Vor 20 Jahren war die Welt noch eine andere. Damals hatte die Deutsche Energie-Agentur (Dena) gerade mit russischen Partnern Energieeffizienz-Programme vereinbart.
Im deutsch-russischen Energie-Dialog ging es 2003 vor allem um die großen Themen: Kohle, Erdgas, Strom, Kernenergie. Bei den 6. Deutsch-Russischen Regierungskonsultationen in Jekaterinburg stand auch das Thema Energie auf der Agenda von Bundeskanzler Gerhard Schröder (SPD9 und seinem Super-Minister Wolfgang Clement (SPD) im Gespräch mit Präsident Wladimir Putin, dessen Wirtschaftsminister German Gref und dem russischen Energieminister Igor Jussufow.

Erstmalig gab es bei der Energie den Unterpunkt „Energieeffizienz“, mit der Russland nach eigener Schätzung seinen Energieverbrauch nahezu halbieren hätte können.

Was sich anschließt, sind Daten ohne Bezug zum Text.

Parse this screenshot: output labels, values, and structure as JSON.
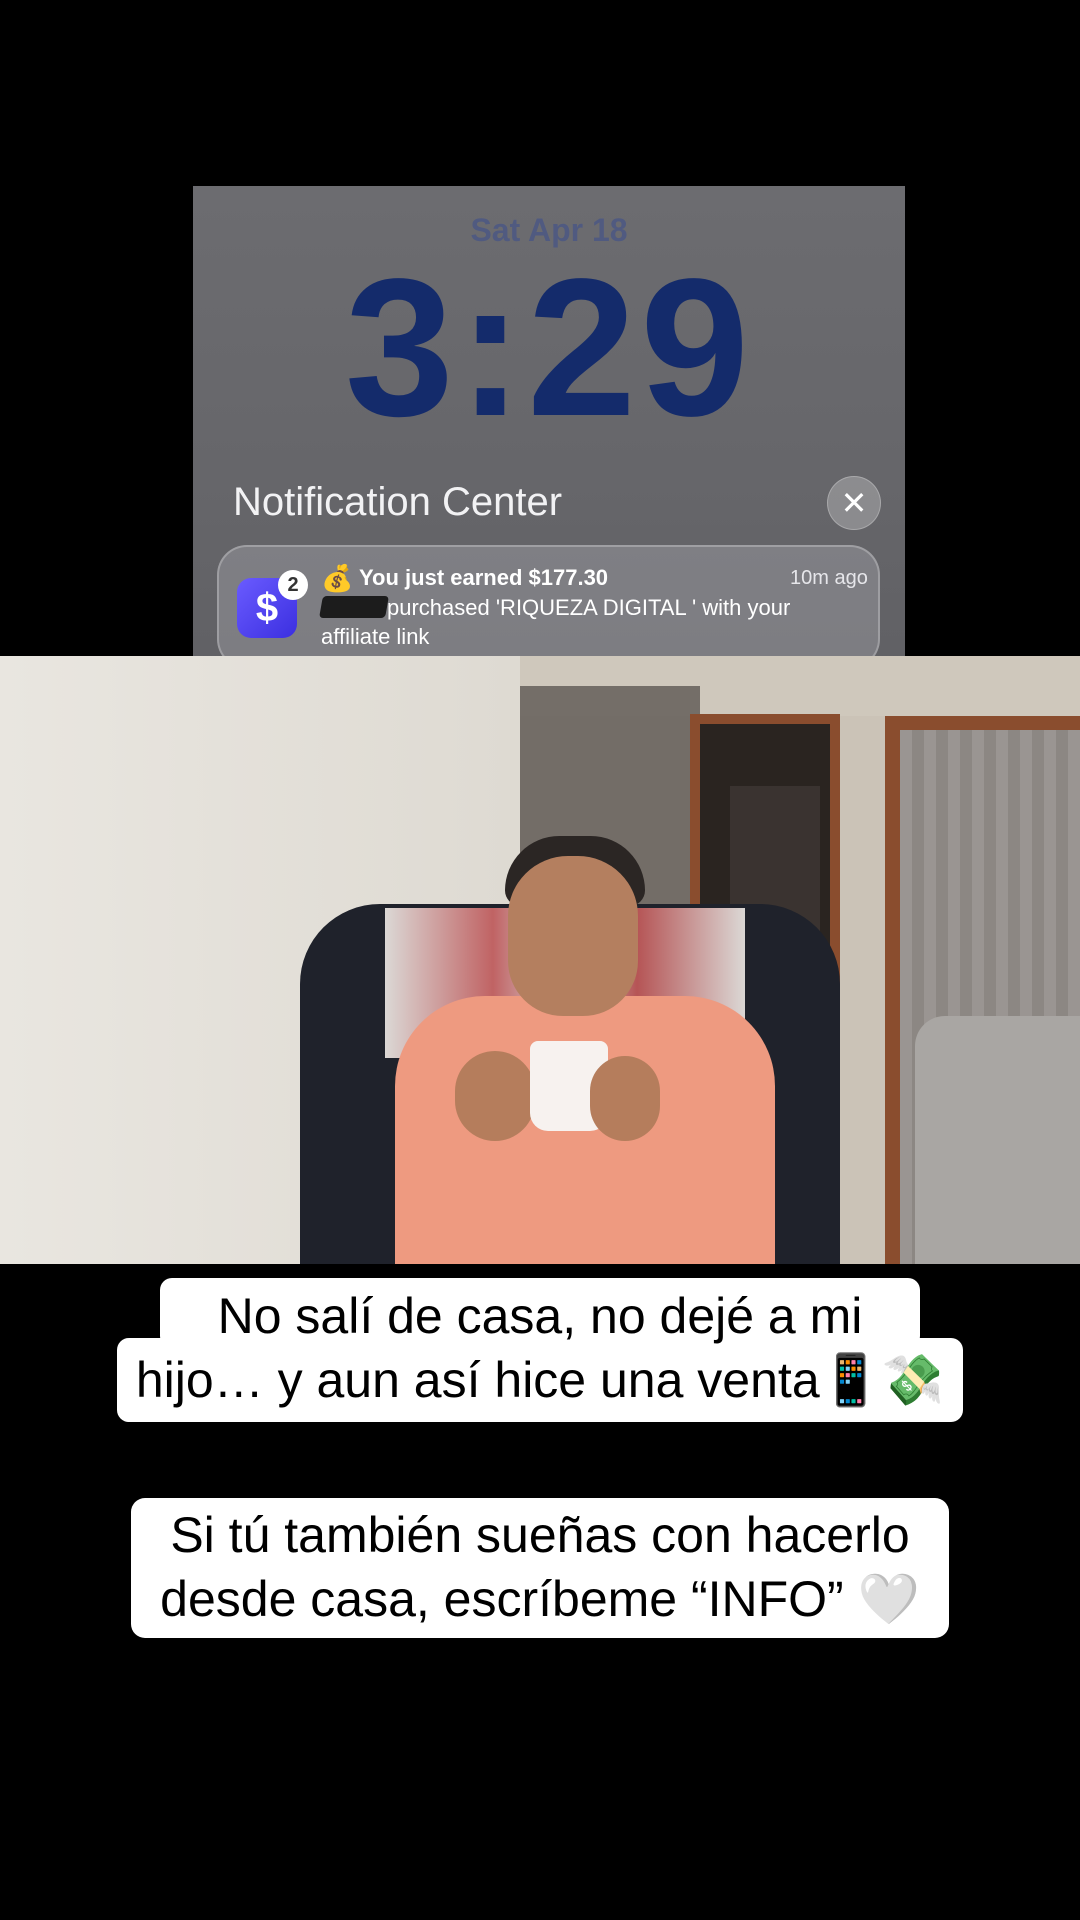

Im Tross des Kanzlers war Dena-Geschäftsführer Stephan Kohler, der zwei wichtige Verträge unterschrieb: zum einen einen Kooperationsvertrag mit dem interregionalen Verband der Energieaufsichten in Russland zur Erschließung der Energieeffizienz-Potenziale in der russischen Wärmeversorgung, zum anderen ein Finanzierungsmodell zur Modernisierung von 245 Heizanlagen mit einer mittleren Leistung von je 5 MW in Samara.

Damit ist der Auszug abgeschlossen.